Moreover, the Betouche letter failed to comply with 28 U.S.C. § 1746, which arguably may have permitted, in lieu of an affidavit, an "unsworn declaration ... in writing of such person which is subscribed by him, as true under penalty of perjury."
Although we have held that aliens found deportable in absentia — who have 180 days within which to file any number of motions to reopen — should be allowed to cure any initial defects in their Lozada materials within the 180-day period, see Saakian v. INS, 252 F.3d 21, 25 & n. 3 (1st Cir. 2001), Betouche was allowed but one motion to reopen within 90 days of the final deportation order. See 8 U.S.C. § 1229a(c) (6) (C) (i). Even though Betouche belatedly attempted to submit a compliant affidavit for the first time in conjunction with the present appeal, our review is necessarily circumscribed by the administrative record established before the BIA. See Fesseha v. Ashcroft, 333 F.3d 13, 18 (1st Cir. 2003).

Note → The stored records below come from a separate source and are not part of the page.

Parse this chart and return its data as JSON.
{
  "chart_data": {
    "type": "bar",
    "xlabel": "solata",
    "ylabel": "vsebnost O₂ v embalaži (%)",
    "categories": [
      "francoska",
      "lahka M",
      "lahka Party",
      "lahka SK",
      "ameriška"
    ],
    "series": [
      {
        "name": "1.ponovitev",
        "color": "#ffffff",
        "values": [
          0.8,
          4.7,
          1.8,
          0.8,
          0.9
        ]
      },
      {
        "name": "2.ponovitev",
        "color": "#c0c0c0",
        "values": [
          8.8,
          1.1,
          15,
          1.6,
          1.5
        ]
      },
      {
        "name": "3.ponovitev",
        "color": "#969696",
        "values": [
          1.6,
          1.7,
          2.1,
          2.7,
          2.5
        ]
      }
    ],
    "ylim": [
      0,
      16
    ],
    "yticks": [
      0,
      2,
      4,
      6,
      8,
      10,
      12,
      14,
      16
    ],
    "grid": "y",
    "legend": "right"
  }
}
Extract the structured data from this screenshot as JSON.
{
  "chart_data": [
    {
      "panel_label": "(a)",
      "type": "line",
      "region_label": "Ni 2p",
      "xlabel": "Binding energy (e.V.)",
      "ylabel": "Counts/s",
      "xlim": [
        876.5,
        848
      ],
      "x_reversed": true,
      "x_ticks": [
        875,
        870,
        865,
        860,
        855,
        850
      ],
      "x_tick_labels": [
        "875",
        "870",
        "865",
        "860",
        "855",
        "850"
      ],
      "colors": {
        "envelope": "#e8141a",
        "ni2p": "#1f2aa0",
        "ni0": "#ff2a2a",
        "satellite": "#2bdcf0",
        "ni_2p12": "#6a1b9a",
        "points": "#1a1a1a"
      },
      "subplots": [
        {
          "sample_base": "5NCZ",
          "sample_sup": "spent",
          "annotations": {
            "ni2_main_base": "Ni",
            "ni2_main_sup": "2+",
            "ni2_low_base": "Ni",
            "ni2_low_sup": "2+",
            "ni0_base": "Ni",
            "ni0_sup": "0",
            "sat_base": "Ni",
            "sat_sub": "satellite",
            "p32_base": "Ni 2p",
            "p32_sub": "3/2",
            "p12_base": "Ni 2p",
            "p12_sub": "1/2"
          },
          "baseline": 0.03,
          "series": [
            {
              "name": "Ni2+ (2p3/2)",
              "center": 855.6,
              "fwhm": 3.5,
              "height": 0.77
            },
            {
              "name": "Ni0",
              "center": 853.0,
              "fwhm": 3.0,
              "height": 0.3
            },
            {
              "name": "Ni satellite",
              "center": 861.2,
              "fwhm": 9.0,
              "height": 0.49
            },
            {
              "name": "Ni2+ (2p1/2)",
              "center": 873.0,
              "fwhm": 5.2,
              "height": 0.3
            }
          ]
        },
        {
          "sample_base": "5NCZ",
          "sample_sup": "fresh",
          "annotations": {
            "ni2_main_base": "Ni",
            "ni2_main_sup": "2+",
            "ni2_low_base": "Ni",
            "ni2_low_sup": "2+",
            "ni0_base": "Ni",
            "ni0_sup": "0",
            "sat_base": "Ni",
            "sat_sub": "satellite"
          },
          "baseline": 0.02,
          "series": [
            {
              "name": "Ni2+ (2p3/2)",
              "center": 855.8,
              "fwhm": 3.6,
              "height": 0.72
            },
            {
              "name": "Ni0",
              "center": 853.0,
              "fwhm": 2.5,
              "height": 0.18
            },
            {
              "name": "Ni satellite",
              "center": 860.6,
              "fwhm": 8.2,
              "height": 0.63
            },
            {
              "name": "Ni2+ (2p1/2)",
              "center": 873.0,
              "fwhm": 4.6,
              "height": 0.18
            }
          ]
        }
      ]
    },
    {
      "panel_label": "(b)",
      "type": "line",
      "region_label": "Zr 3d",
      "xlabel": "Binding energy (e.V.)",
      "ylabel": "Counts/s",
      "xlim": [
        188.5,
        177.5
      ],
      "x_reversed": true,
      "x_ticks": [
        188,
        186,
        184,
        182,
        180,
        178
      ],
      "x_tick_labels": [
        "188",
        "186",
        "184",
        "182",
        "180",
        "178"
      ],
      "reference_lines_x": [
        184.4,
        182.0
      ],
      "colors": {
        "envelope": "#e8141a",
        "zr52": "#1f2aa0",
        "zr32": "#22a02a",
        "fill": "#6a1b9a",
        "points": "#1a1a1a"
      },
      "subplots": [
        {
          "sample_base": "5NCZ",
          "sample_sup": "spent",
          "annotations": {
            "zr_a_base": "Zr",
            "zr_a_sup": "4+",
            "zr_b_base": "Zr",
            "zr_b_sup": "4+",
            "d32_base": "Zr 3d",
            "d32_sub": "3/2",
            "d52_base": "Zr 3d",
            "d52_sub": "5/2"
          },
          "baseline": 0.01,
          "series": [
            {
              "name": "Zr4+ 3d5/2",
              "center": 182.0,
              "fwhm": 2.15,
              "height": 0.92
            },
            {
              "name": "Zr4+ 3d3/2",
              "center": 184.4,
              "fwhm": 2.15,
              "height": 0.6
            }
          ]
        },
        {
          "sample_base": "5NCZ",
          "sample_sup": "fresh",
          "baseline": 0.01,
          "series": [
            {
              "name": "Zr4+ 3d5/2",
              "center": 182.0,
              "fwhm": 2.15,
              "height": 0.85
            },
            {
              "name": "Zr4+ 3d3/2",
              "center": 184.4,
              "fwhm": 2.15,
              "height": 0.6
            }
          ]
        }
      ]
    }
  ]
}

Since Betouche made no prima facie showing that Attorney Fitzgerald failed to advise him that his BIA appeal had been dismissed as untimely, the motion to reopen — filed more than three years after that dismissal — obviously was untimely See 8 U.S.C. § 1229a(c) (6) (C) (i) (requiring that motions to reopen be filed within 90 days of final deportation order).

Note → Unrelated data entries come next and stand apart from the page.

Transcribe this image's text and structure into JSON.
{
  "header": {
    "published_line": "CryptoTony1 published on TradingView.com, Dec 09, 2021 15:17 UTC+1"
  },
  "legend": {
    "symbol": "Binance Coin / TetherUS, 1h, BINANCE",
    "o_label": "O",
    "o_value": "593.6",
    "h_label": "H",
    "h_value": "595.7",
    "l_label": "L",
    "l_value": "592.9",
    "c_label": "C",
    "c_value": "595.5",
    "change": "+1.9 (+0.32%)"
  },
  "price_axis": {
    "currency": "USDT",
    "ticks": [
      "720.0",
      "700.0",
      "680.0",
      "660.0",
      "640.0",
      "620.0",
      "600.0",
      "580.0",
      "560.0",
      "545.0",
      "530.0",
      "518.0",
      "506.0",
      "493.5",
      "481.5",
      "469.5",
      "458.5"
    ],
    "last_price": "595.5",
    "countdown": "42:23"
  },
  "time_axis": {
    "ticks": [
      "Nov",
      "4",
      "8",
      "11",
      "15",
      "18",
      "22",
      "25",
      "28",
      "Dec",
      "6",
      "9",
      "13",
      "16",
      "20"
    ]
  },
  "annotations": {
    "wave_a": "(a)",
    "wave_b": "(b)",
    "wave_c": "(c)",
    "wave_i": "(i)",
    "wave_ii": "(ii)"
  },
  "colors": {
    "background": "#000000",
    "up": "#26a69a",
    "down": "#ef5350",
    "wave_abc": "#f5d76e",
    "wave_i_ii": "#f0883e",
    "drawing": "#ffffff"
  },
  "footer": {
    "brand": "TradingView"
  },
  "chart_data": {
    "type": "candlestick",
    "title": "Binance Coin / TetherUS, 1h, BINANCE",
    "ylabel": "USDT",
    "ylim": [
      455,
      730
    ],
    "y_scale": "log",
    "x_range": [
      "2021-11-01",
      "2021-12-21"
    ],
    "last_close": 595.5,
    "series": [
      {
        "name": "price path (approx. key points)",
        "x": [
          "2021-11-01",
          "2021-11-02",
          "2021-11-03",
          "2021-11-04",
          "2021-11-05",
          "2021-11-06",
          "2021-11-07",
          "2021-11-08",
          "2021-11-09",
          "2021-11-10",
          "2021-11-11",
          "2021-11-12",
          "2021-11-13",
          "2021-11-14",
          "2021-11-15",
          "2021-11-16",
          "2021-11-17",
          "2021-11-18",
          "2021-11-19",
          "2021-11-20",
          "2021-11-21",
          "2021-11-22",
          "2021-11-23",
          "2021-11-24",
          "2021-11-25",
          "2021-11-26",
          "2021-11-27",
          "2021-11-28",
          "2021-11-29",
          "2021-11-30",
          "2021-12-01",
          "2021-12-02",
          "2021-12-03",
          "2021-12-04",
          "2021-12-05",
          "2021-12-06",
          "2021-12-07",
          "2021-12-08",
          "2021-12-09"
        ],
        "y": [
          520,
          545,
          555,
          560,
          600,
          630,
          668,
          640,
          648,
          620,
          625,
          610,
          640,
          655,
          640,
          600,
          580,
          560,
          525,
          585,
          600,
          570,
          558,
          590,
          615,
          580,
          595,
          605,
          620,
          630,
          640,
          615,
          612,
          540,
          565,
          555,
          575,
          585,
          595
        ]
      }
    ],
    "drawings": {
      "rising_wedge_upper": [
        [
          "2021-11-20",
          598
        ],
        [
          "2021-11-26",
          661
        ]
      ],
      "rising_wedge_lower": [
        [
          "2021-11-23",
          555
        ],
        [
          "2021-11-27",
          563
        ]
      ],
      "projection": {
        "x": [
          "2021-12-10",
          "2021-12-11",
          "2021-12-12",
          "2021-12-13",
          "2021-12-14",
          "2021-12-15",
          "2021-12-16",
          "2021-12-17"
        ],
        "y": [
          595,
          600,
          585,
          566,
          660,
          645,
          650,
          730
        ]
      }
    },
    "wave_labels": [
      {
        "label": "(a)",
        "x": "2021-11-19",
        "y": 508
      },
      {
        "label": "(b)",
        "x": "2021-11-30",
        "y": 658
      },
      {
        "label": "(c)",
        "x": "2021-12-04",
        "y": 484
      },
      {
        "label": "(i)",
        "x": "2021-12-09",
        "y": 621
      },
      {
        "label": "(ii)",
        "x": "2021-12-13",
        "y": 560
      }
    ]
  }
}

Moreover, even if Betouche had met the Lozada criteria, he would have had the burden to establish at least a reasonable probability of prejudice resulting from his former attorney's failure to bring a timely appeal from the final deportation order. See Saakian, 252 F.3d at 25. Counsel's failure to prosecute an immigration appeal — even if negligent — does not constitute prejudice, per se. See Hernandez, 238 F.3d at 56 ("We have reviewed the [IJ's] [unappealed] decision and cannot find any such `reasonable probability' that the result would have been different if counsel had carried through with an appeal to the [BIA] or to this court.") (citation omitted). As of the present appeal, Betouche has yet to make any attempt whatsoever to demonstrate any grounds for reversing the 1998 denial of his asylum application on its merits.
Betouche also argues that he was "deemed credible and experienced past persecution," and so the burden of proof shifted to the government to rebut a presumption that he has a well-founded fear of persecution if he returns to Algeria See 8 C.F.R. § 208.13(b) (1). On the contrary, the IJ denied his motion to reopen solely on the lack of proof of changed circumstances in Algeria, and Betouche points to no record evidence that the IJ even considered whether or not his claim of past persecution was credible, given that this issue already had been finally adjudicated in the government's favor back in August 1998.